Décryptages marchés 20.11.2023
phto du site de la fed
  • Depuis la dernière réunion de la Fed, au début du mois, où Jérôme Powell a semblé indiquer que la Fed avait fini sa campagne de hausses des taux, nous avons assisté à un retournement complet des tendances de cet été. En effet, la fièvre qui avait gagné les taux d’intérêt, poussant les taux à 10 ans américain vers 5%, s’est transformée en refroidissement avec une baisse de plus de 50 points de base, accompagnée simultanément par des reculs importants des taux dans la plupart des grands pays. Ceci, en partie, a contribué à alimenter la prise de risque avec des gains puissants sur les bourses, effaçant une grande partie des baisses des trois mois précédents. Le Nasdaq s’est même rapproché de son plus haut de l’année. Ce retournement de fortune, d’après nous, traduit le retour du scénario de l’atterrissage en grande douceur de l’économie américaine (c’est-à-dire un ralentissement modéré et passager de la croissance) comme la vue dominante, et d’une stagnation courte de l’activité en Europe. Ce cadre serait suffisant pour un recul fort de l’inflation l’amenant vers 2% et surtout, s’accompagnerait d’une baisse rapide des taux directeurs. Nous restons dans le camp d’un ralentissement bien plus marqué, notamment aux Etats-Unis.

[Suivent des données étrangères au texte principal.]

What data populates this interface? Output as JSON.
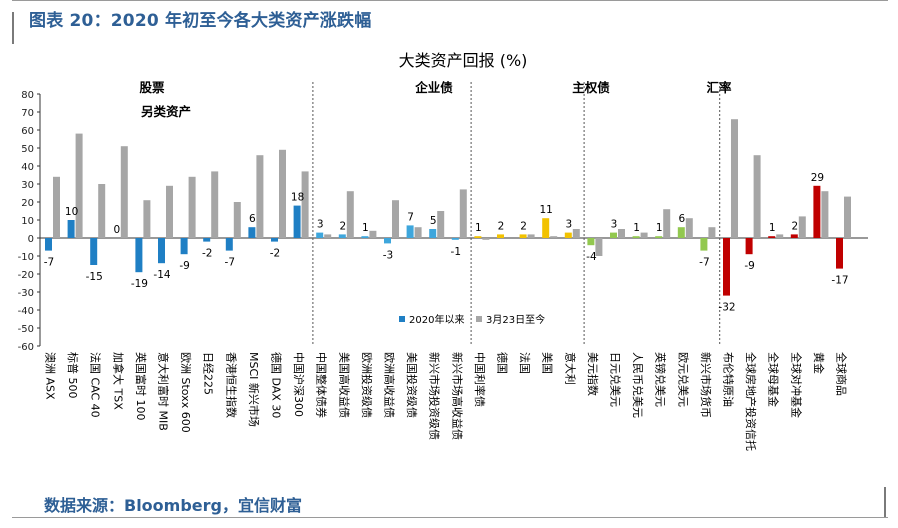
{
  "figure": {
    "title": "图表 20：2020 年初至今各大类资产涨跌幅",
    "source": "数据来源：Bloomberg，宜信财富"
  },
  "chart_data": {
    "type": "bar",
    "title": "大类资产回报 (%)",
    "ylim": [
      -60,
      80
    ],
    "yticks": [
      80,
      70,
      60,
      50,
      40,
      30,
      20,
      10,
      0,
      -10,
      -20,
      -30,
      -40,
      -50,
      -60
    ],
    "grid": false,
    "legend_position": "bottom-center",
    "groups": [
      {
        "label": "股票",
        "sublabel": "另类资产"
      },
      {
        "label": "企业债"
      },
      {
        "label": "主权债"
      },
      {
        "label": "汇率"
      }
    ],
    "series": [
      {
        "name": "2020年以来",
        "color": "#1f7fc4"
      },
      {
        "name": "3月23日至今",
        "color": "#a6a6a6"
      }
    ],
    "items": [
      {
        "name": "澳洲 ASX",
        "v1": -7,
        "v2": 34,
        "label": "-7",
        "color": "#1f7fc4",
        "group": 0
      },
      {
        "name": "标普 500",
        "v1": 10,
        "v2": 58,
        "label": "10",
        "color": "#1f7fc4",
        "group": 0
      },
      {
        "name": "法国 CAC 40",
        "v1": -15,
        "v2": 30,
        "label": "-15",
        "color": "#1f7fc4",
        "group": 0
      },
      {
        "name": "加拿大 TSX",
        "v1": 0,
        "v2": 51,
        "label": "0",
        "color": "#1f7fc4",
        "group": 0
      },
      {
        "name": "英国富时 100",
        "v1": -19,
        "v2": 21,
        "label": "-19",
        "color": "#1f7fc4",
        "group": 0
      },
      {
        "name": "意大利富时 MIB",
        "v1": -14,
        "v2": 29,
        "label": "-14",
        "color": "#1f7fc4",
        "group": 0
      },
      {
        "name": "欧洲 Stoxx 600",
        "v1": -9,
        "v2": 34,
        "label": "-9",
        "color": "#1f7fc4",
        "group": 0
      },
      {
        "name": "日经225",
        "v1": -2,
        "v2": 37,
        "label": "-2",
        "color": "#1f7fc4",
        "group": 0
      },
      {
        "name": "香港恒生指数",
        "v1": -7,
        "v2": 20,
        "label": "-7",
        "color": "#1f7fc4",
        "group": 0
      },
      {
        "name": "MSCI 新兴市场",
        "v1": 6,
        "v2": 46,
        "label": "6",
        "color": "#1f7fc4",
        "group": 0
      },
      {
        "name": "德国 DAX 30",
        "v1": -2,
        "v2": 49,
        "label": "-2",
        "color": "#1f7fc4",
        "group": 0
      },
      {
        "name": "中国沪深300",
        "v1": 18,
        "v2": 37,
        "label": "18",
        "color": "#1f7fc4",
        "group": 0
      },
      {
        "name": "中国整体债券",
        "v1": 3,
        "v2": 2,
        "label": "3",
        "color": "#3ea6dc",
        "group": 1
      },
      {
        "name": "美国高收益债",
        "v1": 2,
        "v2": 26,
        "label": "2",
        "color": "#3ea6dc",
        "group": 1
      },
      {
        "name": "欧洲投资级债",
        "v1": 1,
        "v2": 4,
        "label": "1",
        "color": "#3ea6dc",
        "group": 1
      },
      {
        "name": "欧洲高收益债",
        "v1": -3,
        "v2": 21,
        "label": "-3",
        "color": "#3ea6dc",
        "group": 1
      },
      {
        "name": "美国投资级债",
        "v1": 7,
        "v2": 6,
        "label": "7",
        "color": "#3ea6dc",
        "group": 1
      },
      {
        "name": "新兴市场投资级债",
        "v1": 5,
        "v2": 15,
        "label": "5",
        "color": "#3ea6dc",
        "group": 1
      },
      {
        "name": "新兴市场高收益债",
        "v1": -1,
        "v2": 27,
        "label": "-1",
        "color": "#3ea6dc",
        "group": 1
      },
      {
        "name": "中国利率债",
        "v1": 1,
        "v2": -1,
        "label": "1",
        "color": "#f2c200",
        "group": 2
      },
      {
        "name": "德国",
        "v1": 2,
        "v2": 0,
        "label": "2",
        "color": "#f2c200",
        "group": 2
      },
      {
        "name": "法国",
        "v1": 2,
        "v2": 2,
        "label": "2",
        "color": "#f2c200",
        "group": 2
      },
      {
        "name": "美国",
        "v1": 11,
        "v2": 1,
        "label": "11",
        "color": "#f2c200",
        "group": 2
      },
      {
        "name": "意大利",
        "v1": 3,
        "v2": 5,
        "label": "3",
        "color": "#f2c200",
        "group": 2
      },
      {
        "name": "美元指数",
        "v1": -4,
        "v2": -10,
        "label": "-4",
        "color": "#92c84f",
        "group": 3
      },
      {
        "name": "日元兑美元",
        "v1": 3,
        "v2": 5,
        "label": "3",
        "color": "#92c84f",
        "group": 3
      },
      {
        "name": "人民币兑美元",
        "v1": 1,
        "v2": 3,
        "label": "1",
        "color": "#92c84f",
        "group": 3
      },
      {
        "name": "英镑兑美元",
        "v1": 1,
        "v2": 16,
        "label": "1",
        "color": "#92c84f",
        "group": 3
      },
      {
        "name": "欧元兑美元",
        "v1": 6,
        "v2": 11,
        "label": "6",
        "color": "#92c84f",
        "group": 3
      },
      {
        "name": "新兴市场货币",
        "v1": -7,
        "v2": 6,
        "label": "-7",
        "color": "#92c84f",
        "group": 3
      },
      {
        "name": "布伦特原油",
        "v1": -32,
        "v2": 66,
        "label": "-32",
        "color": "#c00000",
        "group": 4
      },
      {
        "name": "全球房地产投资信托",
        "v1": -9,
        "v2": 46,
        "label": "-9",
        "color": "#c00000",
        "group": 4
      },
      {
        "name": "全球母基金",
        "v1": 1,
        "v2": 2,
        "label": "1",
        "color": "#c00000",
        "group": 4
      },
      {
        "name": "全球对冲基金",
        "v1": 2,
        "v2": 12,
        "label": "2",
        "color": "#c00000",
        "group": 4
      },
      {
        "name": "黄金",
        "v1": 29,
        "v2": 26,
        "label": "29",
        "color": "#c00000",
        "group": 4
      },
      {
        "name": "全球商品",
        "v1": -17,
        "v2": 23,
        "label": "-17",
        "color": "#c00000",
        "group": 4
      }
    ]
  }
}
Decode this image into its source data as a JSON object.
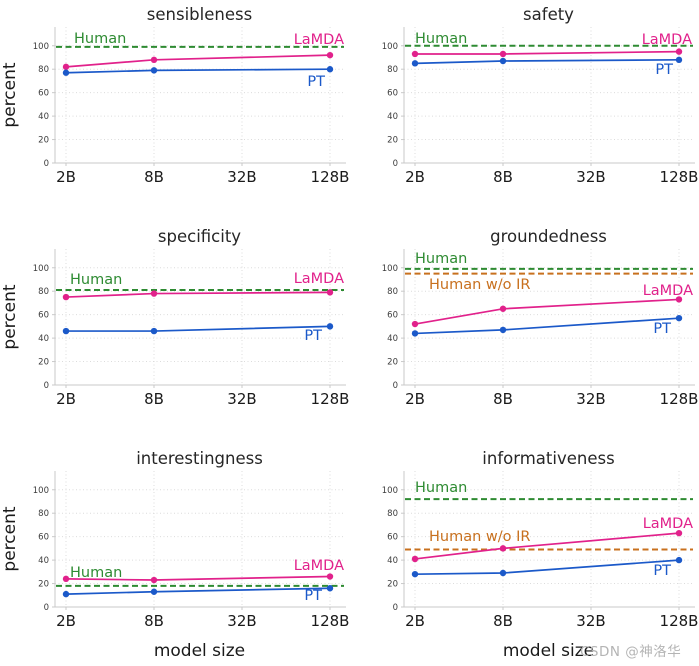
{
  "figure": {
    "ylabel": "percent",
    "xlabel": "model size"
  },
  "watermark": {
    "text": "CSDN @神洛华"
  },
  "colors": {
    "pink": "#e1218b",
    "blue": "#1b59c9",
    "green": "#2e8b32",
    "orange": "#c8701e",
    "title": "#262626",
    "tick": "#3c3c3c",
    "axis_label": "#1a1a1a",
    "grid": "#dcdcdc",
    "spine": "#c9c9c9"
  },
  "chart_data": [
    {
      "type": "line",
      "title": "sensibleness",
      "ylabel": "percent",
      "xlabel": "",
      "categories": [
        "2B",
        "8B",
        "32B",
        "128B"
      ],
      "data_at_categories": [
        0,
        1,
        3
      ],
      "ylim": [
        0,
        116
      ],
      "yticks": [
        0,
        20,
        40,
        60,
        80,
        100
      ],
      "grid": "dotted",
      "series": [
        {
          "name": "LaMDA",
          "color": "pink",
          "values": [
            82,
            88,
            92
          ]
        },
        {
          "name": "PT",
          "color": "blue",
          "values": [
            77,
            79,
            80
          ]
        }
      ],
      "hlines": [
        {
          "name": "Human",
          "value": 99,
          "color": "green"
        }
      ],
      "labels": [
        {
          "text": "Human",
          "color": "green",
          "x": 74,
          "y": 43,
          "anchor": "start"
        },
        {
          "text": "LaMDA",
          "color": "pink",
          "x": 344,
          "y": 44,
          "anchor": "end"
        },
        {
          "text": "PT",
          "color": "blue",
          "x": 325,
          "y": 86,
          "anchor": "end"
        }
      ]
    },
    {
      "type": "line",
      "title": "safety",
      "ylabel": "",
      "xlabel": "",
      "categories": [
        "2B",
        "8B",
        "32B",
        "128B"
      ],
      "data_at_categories": [
        0,
        1,
        3
      ],
      "ylim": [
        0,
        116
      ],
      "yticks": [
        0,
        20,
        40,
        60,
        80,
        100
      ],
      "grid": "dotted",
      "series": [
        {
          "name": "LaMDA",
          "color": "pink",
          "values": [
            93,
            93,
            95
          ]
        },
        {
          "name": "PT",
          "color": "blue",
          "values": [
            85,
            87,
            88
          ]
        }
      ],
      "hlines": [
        {
          "name": "Human",
          "value": 100,
          "color": "green"
        }
      ],
      "labels": [
        {
          "text": "Human",
          "color": "green",
          "x": 66,
          "y": 43,
          "anchor": "start"
        },
        {
          "text": "LaMDA",
          "color": "pink",
          "x": 343,
          "y": 44,
          "anchor": "end"
        },
        {
          "text": "PT",
          "color": "blue",
          "x": 324,
          "y": 74,
          "anchor": "end"
        }
      ]
    },
    {
      "type": "line",
      "title": "specificity",
      "ylabel": "percent",
      "xlabel": "",
      "categories": [
        "2B",
        "8B",
        "32B",
        "128B"
      ],
      "data_at_categories": [
        0,
        1,
        3
      ],
      "ylim": [
        0,
        116
      ],
      "yticks": [
        0,
        20,
        40,
        60,
        80,
        100
      ],
      "grid": "dotted",
      "series": [
        {
          "name": "LaMDA",
          "color": "pink",
          "values": [
            75,
            78,
            79
          ]
        },
        {
          "name": "PT",
          "color": "blue",
          "values": [
            46,
            46,
            50
          ]
        }
      ],
      "hlines": [
        {
          "name": "Human",
          "value": 81,
          "color": "green"
        }
      ],
      "labels": [
        {
          "text": "Human",
          "color": "green",
          "x": 70,
          "y": 62,
          "anchor": "start"
        },
        {
          "text": "LaMDA",
          "color": "pink",
          "x": 344,
          "y": 61,
          "anchor": "end"
        },
        {
          "text": "PT",
          "color": "blue",
          "x": 322,
          "y": 118,
          "anchor": "end"
        }
      ]
    },
    {
      "type": "line",
      "title": "groundedness",
      "ylabel": "",
      "xlabel": "",
      "categories": [
        "2B",
        "8B",
        "32B",
        "128B"
      ],
      "data_at_categories": [
        0,
        1,
        3
      ],
      "ylim": [
        0,
        116
      ],
      "yticks": [
        0,
        20,
        40,
        60,
        80,
        100
      ],
      "grid": "dotted",
      "series": [
        {
          "name": "LaMDA",
          "color": "pink",
          "values": [
            52,
            65,
            73
          ]
        },
        {
          "name": "PT",
          "color": "blue",
          "values": [
            44,
            47,
            57
          ]
        }
      ],
      "hlines": [
        {
          "name": "Human",
          "value": 99,
          "color": "green"
        },
        {
          "name": "Human w/o IR",
          "value": 95,
          "color": "orange"
        }
      ],
      "labels": [
        {
          "text": "Human",
          "color": "green",
          "x": 66,
          "y": 41,
          "anchor": "start"
        },
        {
          "text": "Human w/o IR",
          "color": "orange",
          "x": 80,
          "y": 67,
          "anchor": "start"
        },
        {
          "text": "LaMDA",
          "color": "pink",
          "x": 344,
          "y": 73,
          "anchor": "end"
        },
        {
          "text": "PT",
          "color": "blue",
          "x": 322,
          "y": 111,
          "anchor": "end"
        }
      ]
    },
    {
      "type": "line",
      "title": "interestingness",
      "ylabel": "percent",
      "xlabel": "model size",
      "categories": [
        "2B",
        "8B",
        "32B",
        "128B"
      ],
      "data_at_categories": [
        0,
        1,
        3
      ],
      "ylim": [
        0,
        116
      ],
      "yticks": [
        0,
        20,
        40,
        60,
        80,
        100
      ],
      "grid": "dotted",
      "series": [
        {
          "name": "LaMDA",
          "color": "pink",
          "values": [
            24,
            23,
            26
          ]
        },
        {
          "name": "PT",
          "color": "blue",
          "values": [
            11,
            13,
            16
          ]
        }
      ],
      "hlines": [
        {
          "name": "Human",
          "value": 18,
          "color": "green"
        }
      ],
      "labels": [
        {
          "text": "Human",
          "color": "green",
          "x": 70,
          "y": 133,
          "anchor": "start"
        },
        {
          "text": "LaMDA",
          "color": "pink",
          "x": 344,
          "y": 126,
          "anchor": "end"
        },
        {
          "text": "PT",
          "color": "blue",
          "x": 322,
          "y": 156,
          "anchor": "end"
        }
      ]
    },
    {
      "type": "line",
      "title": "informativeness",
      "ylabel": "",
      "xlabel": "model size",
      "categories": [
        "2B",
        "8B",
        "32B",
        "128B"
      ],
      "data_at_categories": [
        0,
        1,
        3
      ],
      "ylim": [
        0,
        116
      ],
      "yticks": [
        0,
        20,
        40,
        60,
        80,
        100
      ],
      "grid": "dotted",
      "series": [
        {
          "name": "LaMDA",
          "color": "pink",
          "values": [
            41,
            50,
            63
          ]
        },
        {
          "name": "PT",
          "color": "blue",
          "values": [
            28,
            29,
            40
          ]
        }
      ],
      "hlines": [
        {
          "name": "Human",
          "value": 92,
          "color": "green"
        },
        {
          "name": "Human w/o IR",
          "value": 49,
          "color": "orange"
        }
      ],
      "labels": [
        {
          "text": "Human",
          "color": "green",
          "x": 66,
          "y": 48,
          "anchor": "start"
        },
        {
          "text": "Human w/o IR",
          "color": "orange",
          "x": 80,
          "y": 97,
          "anchor": "start"
        },
        {
          "text": "LaMDA",
          "color": "pink",
          "x": 344,
          "y": 84,
          "anchor": "end"
        },
        {
          "text": "PT",
          "color": "blue",
          "x": 322,
          "y": 131,
          "anchor": "end"
        }
      ]
    }
  ]
}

  • Pour nous, la dynamique de croissance est cruciale pour déterminer la direction de la politique monétaire. Pour réussir à faire atterrir l’inflation vers 2%, il nous semble nécessaire que les marchés du travail se desserrent, en particulier outre Atlantique, pour que la progression des salaires continue de se modérer. Ceci devrait entraîner une modération, voire contraction de la consommation, et, in fine, de l’ensemble de l’économie. Un tel contexte est en général peu porteur pour les actifs risqués. Or, les anticipations des profits des entreprises par les analystes sont toujours d’une montée de ceux-ci en 2024. Mais surtout, pour des nombreux opérateurs la Fed devrait baisser ses taux directeurs fortement même si l’économie résiste. Le réflexe presque pavlovien de marché depuis le début du nouveau millénaire est que toute forte baisse des taux directeurs est associée par la montée des prix des actifs risqués. Il nous semble, que c’est un pari trop risqué dans les circonstances actuelles. Une bonne partie de la résurgence de l’inflation a été impulsée par un choc de demande aux Etats-Unis, ce qui n’est pas arrivé depuis les années 1980. Il faudra sûrement que la demande freine davantage pour s’assurer que la banque centrale arrive à ses objectifs.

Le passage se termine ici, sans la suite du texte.